My own experience is that it is quite easy to cut ones energy expendure by 20% without any real sacrifices at all. Quite a nice experiment to do I can tell you.
Ofcourse the Jeverson paradox is messing things up here ;-)

Roger from the Netherlands

Around 2015

Around 2-3%

I look at total liquids, individual declines will be greater obviously.

Decline rates in conventional oil are in modernized oil fields between 8 and 15 %.
Where will all the compensating extra oil comming from? Oilsands? Bio?

How about new fields? Do you think the oil companies of the world are going to stop developing new fields when we peak? New fields are continually coming online to offset the decline of existing fields. One day they won't be quite enough to offset the decline and we'll start to see a slow decline in production.

New fields are continually coming online to offset the decline of existing fields.

News flash.
Discovery of your so-called "new fields" peaked 40 years ago, in the 1960's. (Welcome to TOD --trust, but villify)

Ener Ji's point was that to maintain the 40-yr R/P ratio, the field decline rate matters not if discoveries and reserve growth keep pace. Your graph is disingenuous i.e. it fails to reflect that the magnitude of Reserve Growth has allowed new discoveries to slide.

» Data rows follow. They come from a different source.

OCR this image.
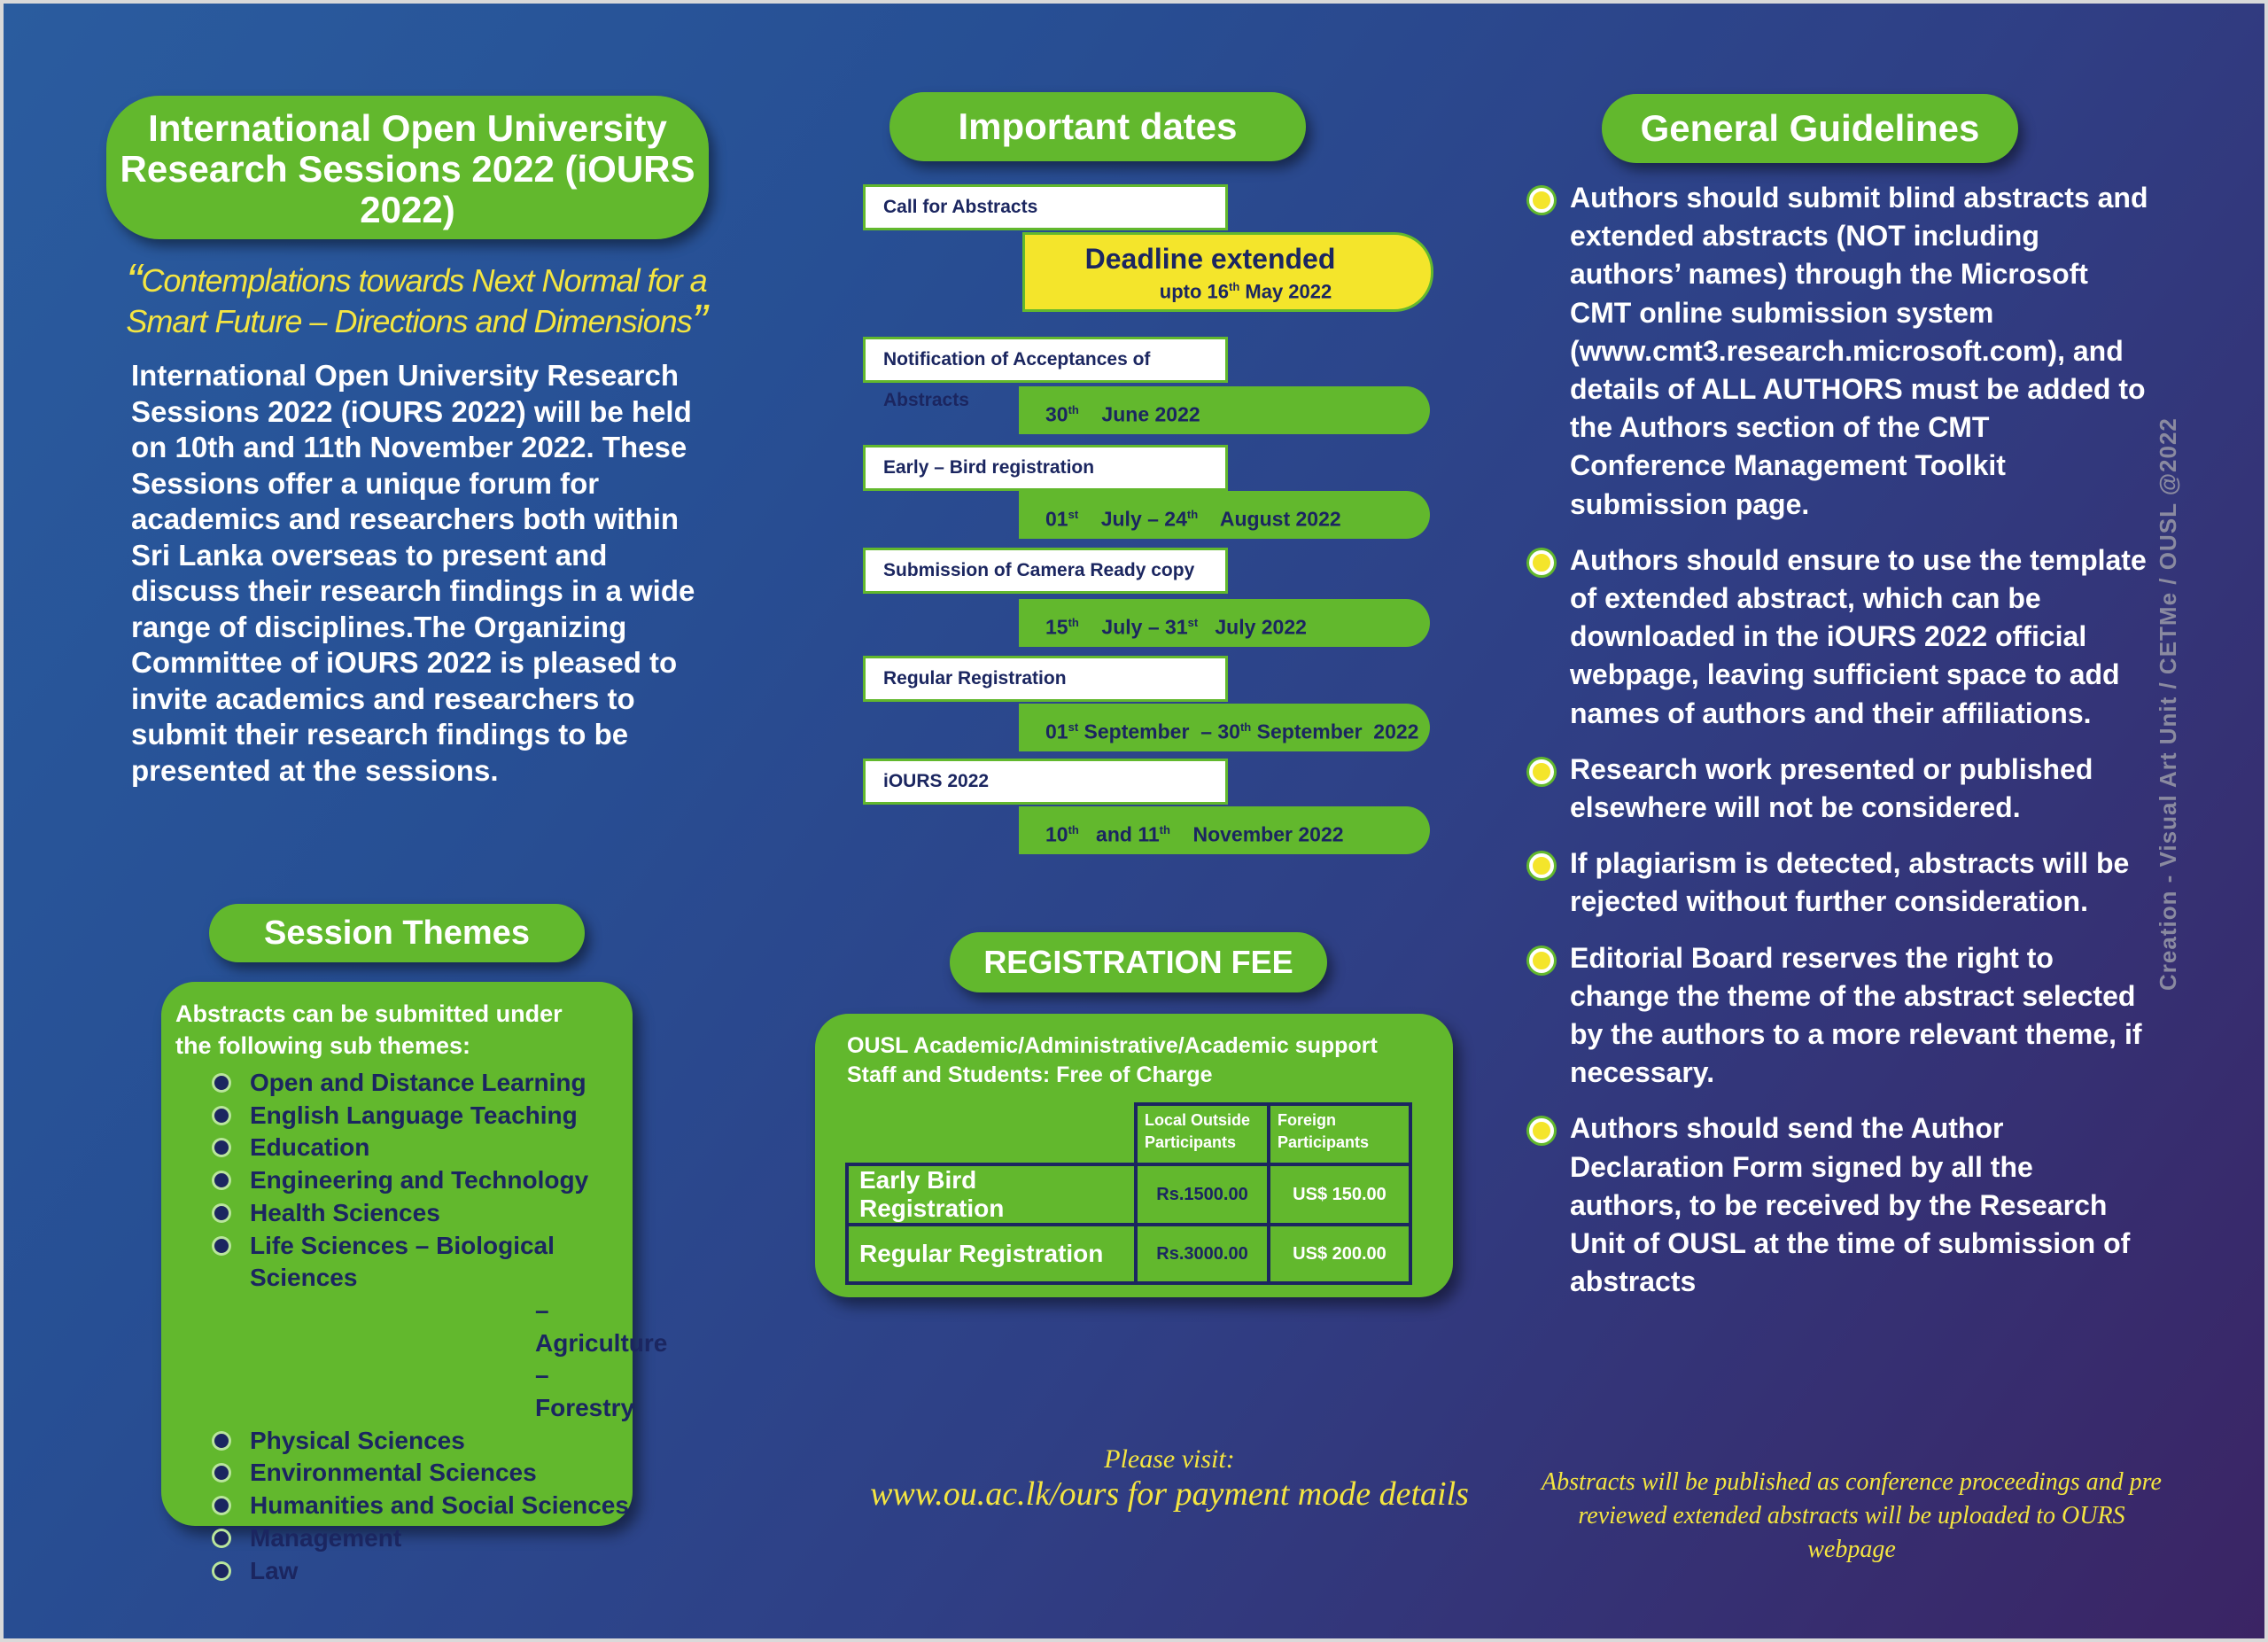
International Open University Research Sessions 2022 (iOURS 2022)
“Contemplations towards Next Normal for a Smart Future – Directions and Dimensions”
International Open University Research Sessions 2022 (iOURS 2022) will be held on 10th and 11th November 2022. These Sessions offer a unique forum for academics and researchers both within Sri Lanka overseas to present and discuss their research findings in a wide range of disciplines.The Organizing Committee of iOURS 2022 is pleased to invite academics and researchers to submit their research findings to be presented at the sessions.
Session Themes
Abstracts can be submitted under the following sub themes:
Open and Distance Learning
English Language Teaching
Education
Engineering and Technology
Health Sciences
Life Sciences – Biological Sciences
– Agriculture
– Forestry
Physical Sciences
Environmental Sciences
Humanities and Social Sciences
Management
Law
Important dates
Call for Abstracts
Deadline extended
upto 16th May 2022
Notification of Acceptances of Abstracts
30th    June 2022
Early – Bird registration
01st    July – 24th    August 2022
Submission of Camera Ready copy
15th    July – 31st   July 2022
Regular Registration
01st September  – 30th September  2022
iOURS 2022
10th   and 11th    November 2022
REGISTRATION FEE
OUSL Academic/Administrative/Academic support Staff and Students: Free of Charge
	Local Outside Participants	Foreign Participants
Early Bird Registration	Rs.1500.00	US$ 150.00
Regular Registration	Rs.3000.00	US$ 200.00
Please visit:
www.ou.ac.lk/ours for payment mode details
General Guidelines
Authors should submit blind abstracts and extended abstracts (NOT including authors’ names) through the Microsoft CMT online submission system (www.cmt3.research.microsoft.com), and details of ALL AUTHORS must be added to the Authors section of the CMT Conference Management Toolkit submission page.
Authors should ensure to use the template of extended abstract, which can be downloaded in the iOURS 2022 official webpage, leaving sufficient space to add names of authors and their affiliations.
Research work presented or published elsewhere will not be considered.
If plagiarism is detected, abstracts will be rejected without further consideration.
Editorial Board reserves the right to change the theme of the abstract selected by the authors to a more relevant theme, if necessary.
Authors should send the Author Declaration Form signed by all the authors, to be received by the Research Unit of OUSL at the time of submission of abstracts
Creation - Visual Art Unit / CETMe / OUSL @2022
Abstracts will be published as conference proceedings and pre reviewed extended abstracts will be uploaded to OURS webpage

Based on 18 recognized estimates, URR (including Discoveries & Reserve Growth) has grown 140-Gb/yr since Y2k as compared to the 48-Gb/yr fifty year average. This is despite the fact that we consume 31-Gb/yr. To what end would an R/P ratio of 50 yrs or 60 yrs serve? The marketplace says "none".

The last year that the URR AVG actually decreased was 5-GB in 1994. The last year that Remaining Reserves AVG declined was 9-Gb in 1998.

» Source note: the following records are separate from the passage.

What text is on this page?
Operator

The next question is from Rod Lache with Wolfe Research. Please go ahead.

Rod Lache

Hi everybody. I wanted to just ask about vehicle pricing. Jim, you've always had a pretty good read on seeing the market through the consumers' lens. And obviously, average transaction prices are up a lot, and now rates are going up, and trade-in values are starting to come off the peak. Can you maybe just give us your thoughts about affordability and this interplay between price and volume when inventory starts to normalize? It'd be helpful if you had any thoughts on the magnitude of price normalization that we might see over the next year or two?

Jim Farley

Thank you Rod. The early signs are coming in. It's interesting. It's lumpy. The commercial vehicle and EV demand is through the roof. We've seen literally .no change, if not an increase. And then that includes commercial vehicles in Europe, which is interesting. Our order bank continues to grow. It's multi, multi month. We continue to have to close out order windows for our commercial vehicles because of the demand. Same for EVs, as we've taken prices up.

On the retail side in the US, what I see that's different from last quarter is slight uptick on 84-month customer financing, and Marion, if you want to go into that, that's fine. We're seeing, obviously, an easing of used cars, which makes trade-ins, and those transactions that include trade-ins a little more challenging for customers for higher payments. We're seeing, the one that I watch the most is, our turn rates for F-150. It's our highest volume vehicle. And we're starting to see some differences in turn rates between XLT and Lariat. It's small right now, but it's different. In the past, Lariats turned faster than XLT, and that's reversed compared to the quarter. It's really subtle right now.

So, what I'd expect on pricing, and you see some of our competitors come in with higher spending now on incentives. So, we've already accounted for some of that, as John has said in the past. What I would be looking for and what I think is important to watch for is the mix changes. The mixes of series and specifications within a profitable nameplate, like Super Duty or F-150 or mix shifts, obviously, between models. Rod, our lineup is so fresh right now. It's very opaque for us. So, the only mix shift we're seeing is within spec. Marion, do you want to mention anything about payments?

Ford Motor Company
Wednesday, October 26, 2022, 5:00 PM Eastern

There is no doubt that URR is increasing due to economic factors. The rate of growth in the next two decades may be correlated to Pricing.


please click link to see whole graph: http://trendlines.ca/TrendlinesPeakOilURREstimatesGraph70106.gif

"Reserves"?

That's the best that you can pull out of your bag of shill's tricks, Freddy?

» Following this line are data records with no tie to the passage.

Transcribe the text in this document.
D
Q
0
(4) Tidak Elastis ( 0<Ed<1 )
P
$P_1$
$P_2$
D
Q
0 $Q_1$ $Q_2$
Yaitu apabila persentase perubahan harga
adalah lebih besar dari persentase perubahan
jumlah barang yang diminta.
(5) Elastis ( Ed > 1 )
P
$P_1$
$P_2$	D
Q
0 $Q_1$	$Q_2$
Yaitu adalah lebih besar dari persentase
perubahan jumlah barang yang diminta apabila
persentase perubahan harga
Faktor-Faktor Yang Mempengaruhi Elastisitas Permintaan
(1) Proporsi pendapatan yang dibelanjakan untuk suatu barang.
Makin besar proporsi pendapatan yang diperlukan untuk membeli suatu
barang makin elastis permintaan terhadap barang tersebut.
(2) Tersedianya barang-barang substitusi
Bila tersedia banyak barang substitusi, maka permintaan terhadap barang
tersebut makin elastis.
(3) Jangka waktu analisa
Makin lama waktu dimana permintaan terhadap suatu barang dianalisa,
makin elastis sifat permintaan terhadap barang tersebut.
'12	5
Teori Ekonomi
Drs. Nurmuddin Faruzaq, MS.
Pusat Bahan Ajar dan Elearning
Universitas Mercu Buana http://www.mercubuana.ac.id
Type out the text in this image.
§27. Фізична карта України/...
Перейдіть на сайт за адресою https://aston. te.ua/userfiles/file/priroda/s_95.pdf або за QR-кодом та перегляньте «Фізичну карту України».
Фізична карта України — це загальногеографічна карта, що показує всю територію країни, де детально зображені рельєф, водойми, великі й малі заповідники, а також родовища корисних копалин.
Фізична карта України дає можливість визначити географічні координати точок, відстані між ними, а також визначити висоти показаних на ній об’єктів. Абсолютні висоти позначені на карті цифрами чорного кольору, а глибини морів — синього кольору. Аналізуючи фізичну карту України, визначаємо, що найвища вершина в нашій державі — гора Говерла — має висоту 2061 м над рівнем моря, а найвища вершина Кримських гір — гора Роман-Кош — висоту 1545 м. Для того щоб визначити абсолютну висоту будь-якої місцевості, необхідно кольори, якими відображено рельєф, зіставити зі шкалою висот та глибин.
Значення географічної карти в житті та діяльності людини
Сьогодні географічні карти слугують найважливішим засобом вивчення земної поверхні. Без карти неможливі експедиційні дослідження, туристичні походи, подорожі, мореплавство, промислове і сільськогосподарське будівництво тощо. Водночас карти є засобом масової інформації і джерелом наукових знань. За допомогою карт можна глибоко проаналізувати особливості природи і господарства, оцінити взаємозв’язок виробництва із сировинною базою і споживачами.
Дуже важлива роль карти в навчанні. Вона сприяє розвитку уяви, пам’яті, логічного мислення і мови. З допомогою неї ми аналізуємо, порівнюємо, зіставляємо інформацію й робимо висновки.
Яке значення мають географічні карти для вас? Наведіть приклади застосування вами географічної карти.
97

Come on, we already know about that tired old numbers game.

Yes, I'll grant you that we grow the "Reserves" number to any large value we want simply by counting up the hydrocarbons on Jupiter, Neptune and the moons of Endore.

As a matter of fact we can arbitrarily double the "Reserves" count for East Texas.

This scary, but I'm going to do it.

Watch this:

I hereby declare that the "Reserves" numbers for East Texas are now double of what they were yesterday.

Wow.
Even I'm surprised. Jeffrey of Westexas just called me. Seems production in Texas went up 100% just seconds after I proclaimed that its Reserve numbers are hereby doubled. They can't believe it but it's true. Oil production doubled overnight in Texas. It was that simple. All I had to do was utter magic words.

"Reserves".

Them are powerful words.

It is unfortunate that the concept of Reserve Growth as explained by many at TOD has escaped u thus far. Perhaps a basic tutorial at Wikipedia would assist u in that regards. It continues to amaze us how folks like yourself presume that we use the same oil three times and don't have to replenish. Stick in there, eh...

New field discovery may have peaked but they are still being discovered, and old fields that were not put into production because there was lower hanging fruit will continue to be put into production especially as the price of oil rises. Therefore yes, new field production will continue to partially offset the decline of production post peak and diminish the rate of decline.

The only recognized modeler to incorporate aggressive decline rates was Chris Skrebowski's Megaprojects with its 3% to 7% progressive rate. But upon review and the realities of exhausting 1.2-Tb of Reserves over the next hundred years, he prudently revised his Decline Rate to 2.5% in December. To seek the average Post Peak Net Decline Rate, one must average the declining fields with the hundreds of undeveloped fields.

Like Colin Campbell, Chris has decided to put integrity of data and good science ahead being "ambassadors" of the Peak Oil message of immenency. They understand that being forthright and credible is the foundation for being heard.